Can we stop turning art into a competition?

RecordsIn “the turmoil” of the music business, pretty much everything had to be rethought. The old style of record production just wasn’t viable anymore. Bands don’t go to studio for a year on the record labels expense anymore. The record company don’t go and order million albums o their first print, no matter who you are these days. And the old trusted advertising channels just don’t deliver the same guaranteed success anymore. If you made it to the top ten in the past, you had made it. Now, the whole concept of top ten is bit vague… I mean what charts do you follow? The thing is, in the past the charts were decided on the basis of record sales in selected few representative shops. If you sold well in these shops, you could be in the charts even if you did not sell anywhere else.
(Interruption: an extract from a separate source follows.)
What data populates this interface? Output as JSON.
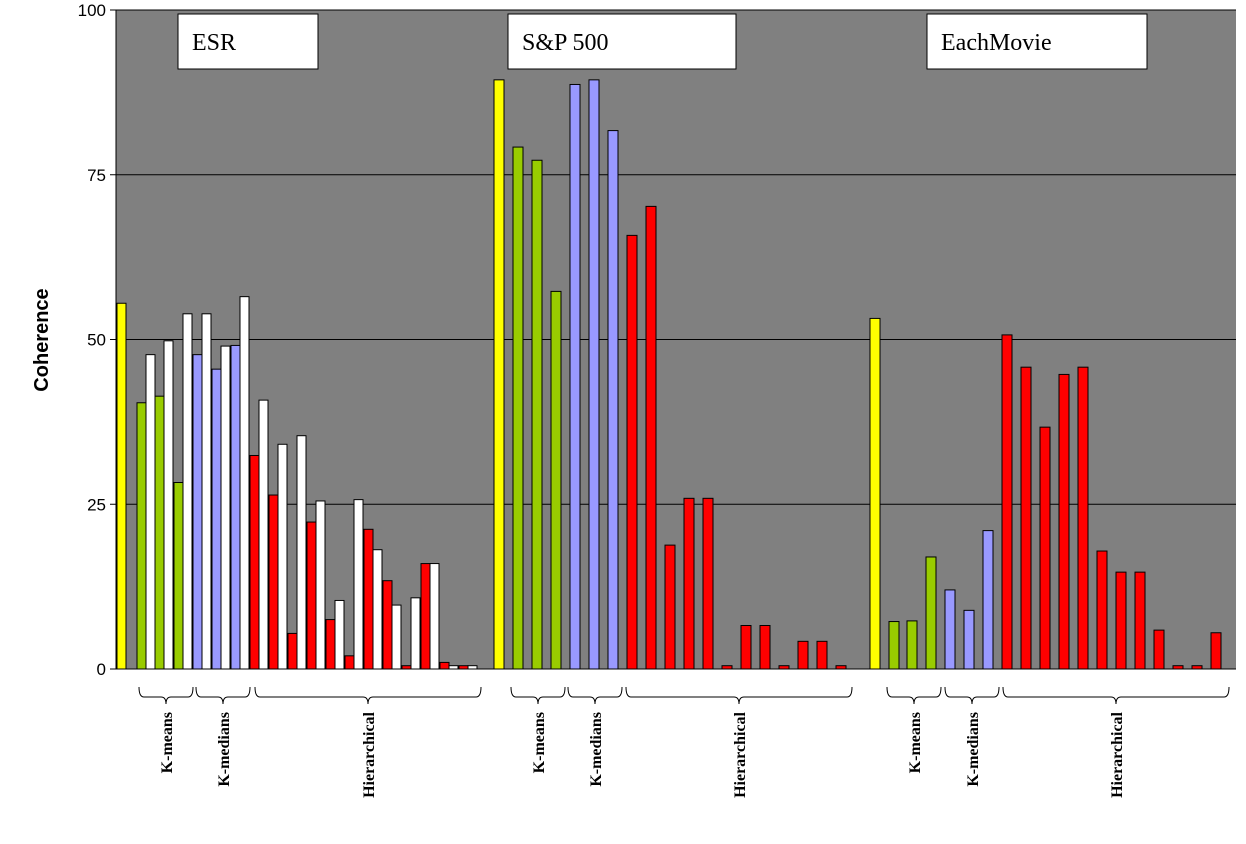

These shops were supposed to be a big secret, but do we in this day and age believe the major labels didn’t have this information?

Now day’s it is bit more complicated, we have iTunes charts, Amazon, Spotify, CD baby, Pandora, and still the physical shops. So who do we follow? I for one do not know who is in the so-called “charts” right know… So is the idea of charts becoming obsolete? I suppose in many way these days artists ticket sales is a better implication of their success.
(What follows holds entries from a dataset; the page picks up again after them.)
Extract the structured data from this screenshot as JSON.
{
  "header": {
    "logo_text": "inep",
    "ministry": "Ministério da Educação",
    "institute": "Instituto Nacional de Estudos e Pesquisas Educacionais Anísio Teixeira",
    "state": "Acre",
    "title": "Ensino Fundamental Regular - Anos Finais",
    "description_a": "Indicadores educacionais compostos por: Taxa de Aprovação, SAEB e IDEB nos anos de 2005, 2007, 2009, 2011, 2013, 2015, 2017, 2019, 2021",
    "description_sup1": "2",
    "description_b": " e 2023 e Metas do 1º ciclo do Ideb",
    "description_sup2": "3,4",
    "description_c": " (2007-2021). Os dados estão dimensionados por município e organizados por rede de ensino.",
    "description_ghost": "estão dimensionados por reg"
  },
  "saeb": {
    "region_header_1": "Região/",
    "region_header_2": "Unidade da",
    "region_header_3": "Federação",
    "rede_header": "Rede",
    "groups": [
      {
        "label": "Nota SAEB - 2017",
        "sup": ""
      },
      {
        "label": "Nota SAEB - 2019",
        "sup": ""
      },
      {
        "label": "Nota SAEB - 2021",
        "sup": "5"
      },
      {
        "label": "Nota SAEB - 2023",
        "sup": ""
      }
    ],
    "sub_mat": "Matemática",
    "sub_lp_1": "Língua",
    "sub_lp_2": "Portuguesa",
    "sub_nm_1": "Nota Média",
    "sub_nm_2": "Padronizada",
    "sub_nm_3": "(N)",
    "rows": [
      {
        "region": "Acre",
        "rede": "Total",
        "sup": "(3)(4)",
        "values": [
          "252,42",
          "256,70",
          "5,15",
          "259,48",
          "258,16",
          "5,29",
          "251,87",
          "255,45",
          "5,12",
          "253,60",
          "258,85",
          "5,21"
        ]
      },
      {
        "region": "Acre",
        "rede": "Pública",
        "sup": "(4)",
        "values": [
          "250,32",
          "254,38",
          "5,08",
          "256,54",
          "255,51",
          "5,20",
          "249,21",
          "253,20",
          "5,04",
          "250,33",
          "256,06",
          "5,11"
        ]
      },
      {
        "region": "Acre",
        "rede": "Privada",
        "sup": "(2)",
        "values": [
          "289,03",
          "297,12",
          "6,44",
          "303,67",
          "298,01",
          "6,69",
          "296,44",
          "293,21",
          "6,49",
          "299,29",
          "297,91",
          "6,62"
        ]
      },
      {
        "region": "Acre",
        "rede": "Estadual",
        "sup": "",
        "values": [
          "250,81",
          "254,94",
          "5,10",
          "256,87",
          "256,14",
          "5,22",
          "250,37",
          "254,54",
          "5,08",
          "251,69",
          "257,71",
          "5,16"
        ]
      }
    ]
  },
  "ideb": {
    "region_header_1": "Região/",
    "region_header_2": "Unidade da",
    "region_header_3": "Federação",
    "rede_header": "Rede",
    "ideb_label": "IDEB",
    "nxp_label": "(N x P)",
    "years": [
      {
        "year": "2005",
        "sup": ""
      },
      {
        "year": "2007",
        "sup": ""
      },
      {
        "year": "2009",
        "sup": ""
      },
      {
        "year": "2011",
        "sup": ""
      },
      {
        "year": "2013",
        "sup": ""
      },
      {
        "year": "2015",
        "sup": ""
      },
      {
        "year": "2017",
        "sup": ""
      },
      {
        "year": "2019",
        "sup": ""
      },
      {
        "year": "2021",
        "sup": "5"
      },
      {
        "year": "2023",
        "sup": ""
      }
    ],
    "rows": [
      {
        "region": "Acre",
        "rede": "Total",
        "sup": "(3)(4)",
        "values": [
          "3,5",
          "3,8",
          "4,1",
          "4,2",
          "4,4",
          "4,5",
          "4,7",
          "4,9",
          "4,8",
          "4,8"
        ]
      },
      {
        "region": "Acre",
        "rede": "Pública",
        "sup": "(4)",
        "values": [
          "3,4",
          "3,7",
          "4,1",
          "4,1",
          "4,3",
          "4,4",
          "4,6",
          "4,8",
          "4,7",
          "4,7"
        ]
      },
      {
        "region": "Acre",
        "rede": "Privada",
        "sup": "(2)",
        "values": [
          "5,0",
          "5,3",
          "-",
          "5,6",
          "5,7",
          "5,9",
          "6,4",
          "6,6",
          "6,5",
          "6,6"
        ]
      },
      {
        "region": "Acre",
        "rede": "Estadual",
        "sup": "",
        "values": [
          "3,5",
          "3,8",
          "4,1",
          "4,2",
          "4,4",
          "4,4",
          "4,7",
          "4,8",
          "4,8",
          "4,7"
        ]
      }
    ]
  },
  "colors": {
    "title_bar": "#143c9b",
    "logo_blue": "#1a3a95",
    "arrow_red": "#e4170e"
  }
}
But here’s my point, why do we feel the need to measure these things? Why do we feel the need to turn art so often in to a competition? Would it not be much more beneficial for the art itself if we forgot about the sales figures? And I know major labels always will think of the quick return on their investment, but as a true independent artists, the music I make today, will not make me any money tomorrow, not next week, not even next month. In many cases it takes years for the investment to pay off. Still I keep doing this because I love it. And I know so many other artists out there feel the same way.

It is the long tail that we are hoping will eventually pay us. If in ten years time one of your albums has done well, at the back of it the other albums will have sales as well. And in ten years time those royalties will be coming in regularly. The only thing us independent artists need to watch out is the middle man. So my advice is keep an eye who takes a cut out of your profits. Make sure they provide enough value in return for the service they provide to warrant their cut. And if not, cut them out. There is always a way to do this.